Anchorage-independent growth assay in soft agar
The soft agar experiments were performed in six well plates. The 1 ml bottom layer contained 0.6% of SeaPlaque Agarose (Lonza Inc, Riverside, PA) in complete medium with (three bottom wells) or without (three upper wells) 1 µg/ml tetracycline and the 1 ml top layer contained 0.3 % SeaPlaque agarose in complete medium with (three bottom wells) or without (three upper wells) 1 mg/ml tetracycline and 10,000 cells. The plates were cultured for 10 days at 37oC with 5 % CO2. Multiple images were taken from the lower half of each well (about 10 images) with a 2X objective on the microscope and a digital camera. The number of colonies greater than the median size of the non-treated control was determined using Image J software (National Institutes of Health (NIH) Image).

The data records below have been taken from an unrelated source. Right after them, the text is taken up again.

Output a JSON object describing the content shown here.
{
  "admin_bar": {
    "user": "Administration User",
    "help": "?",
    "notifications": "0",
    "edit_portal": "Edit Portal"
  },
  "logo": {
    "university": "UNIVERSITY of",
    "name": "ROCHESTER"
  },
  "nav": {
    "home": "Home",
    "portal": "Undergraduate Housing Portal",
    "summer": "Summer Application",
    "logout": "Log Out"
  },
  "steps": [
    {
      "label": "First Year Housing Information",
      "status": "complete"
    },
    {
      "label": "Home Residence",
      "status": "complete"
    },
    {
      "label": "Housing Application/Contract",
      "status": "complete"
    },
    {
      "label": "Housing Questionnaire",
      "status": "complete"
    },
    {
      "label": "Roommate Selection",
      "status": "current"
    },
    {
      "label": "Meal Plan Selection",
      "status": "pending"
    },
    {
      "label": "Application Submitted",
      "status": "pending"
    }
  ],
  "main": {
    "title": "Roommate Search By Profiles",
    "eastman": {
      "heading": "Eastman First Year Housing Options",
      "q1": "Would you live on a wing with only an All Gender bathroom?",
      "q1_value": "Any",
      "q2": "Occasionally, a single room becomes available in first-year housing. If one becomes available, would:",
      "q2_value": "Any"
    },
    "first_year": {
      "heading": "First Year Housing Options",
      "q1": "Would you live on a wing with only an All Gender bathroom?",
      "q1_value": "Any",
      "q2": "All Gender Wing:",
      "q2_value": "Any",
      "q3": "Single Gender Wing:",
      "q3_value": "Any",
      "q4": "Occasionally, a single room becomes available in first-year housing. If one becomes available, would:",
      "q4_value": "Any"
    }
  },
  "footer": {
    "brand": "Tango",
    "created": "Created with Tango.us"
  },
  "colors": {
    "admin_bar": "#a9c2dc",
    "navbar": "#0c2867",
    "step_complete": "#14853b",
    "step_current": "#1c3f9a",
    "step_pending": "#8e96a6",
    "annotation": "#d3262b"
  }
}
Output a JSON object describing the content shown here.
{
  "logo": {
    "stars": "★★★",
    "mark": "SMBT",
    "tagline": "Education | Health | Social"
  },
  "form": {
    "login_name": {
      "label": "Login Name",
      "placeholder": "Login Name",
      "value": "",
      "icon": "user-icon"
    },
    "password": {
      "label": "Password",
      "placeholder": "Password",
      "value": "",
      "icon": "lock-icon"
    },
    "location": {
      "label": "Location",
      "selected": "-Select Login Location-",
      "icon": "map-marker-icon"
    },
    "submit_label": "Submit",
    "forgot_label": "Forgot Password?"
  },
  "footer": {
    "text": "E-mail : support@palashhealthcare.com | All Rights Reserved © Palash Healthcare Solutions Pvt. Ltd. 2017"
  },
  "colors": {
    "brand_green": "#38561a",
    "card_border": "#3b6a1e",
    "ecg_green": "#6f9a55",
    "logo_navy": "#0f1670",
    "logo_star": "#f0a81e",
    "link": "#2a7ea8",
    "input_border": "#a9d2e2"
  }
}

Quantitative Real-Time PCR (Q-PCR) from melanoma tissue cDNA array
qPCR analysis of different melanoma cDNAs was performed on TissueScan Melanoma Tissue qPCR Array Panel I (OriGene, Rockville, MD). This array contained normalized amounts of cDNA (2-3 ng of cDNA normalized to beta-actin) from different stage III, IIIA, IIIB, IIIC and stage IV tumors and three normal skin controls. The expression of RasGRP3 cDNA was determined on a Bio-Rad iCycler iQ from triplicate samples using iQ SYBR Green Supermix (Bio-Rad) with previously validated RasGRP3 primers (Roose et al 2005)and the control beta actin primers (single experiment) provided by Origene (Rockville, MD). Relative quantitation was calculated using the 2–(ΔDCt) formula, where ΔDCt represents the cycle difference between RasGRP3 and beta actin used as internal control. The data are presented as fold change in gene expression normalized to beta actin and relative to the average of the three normal skin tissues.
Imaging of cultured cells
Living cells were imaged using a Nikon Eclipse TE300 Inverted Microscope (Nikon, Japan).
Statistical Analysis
To assess the significance in the differences in cell proliferation, anchorage independent growth and xenograft studies, a Student’s two-tailed t test was performed. The minimal level of significance was p < 0.05.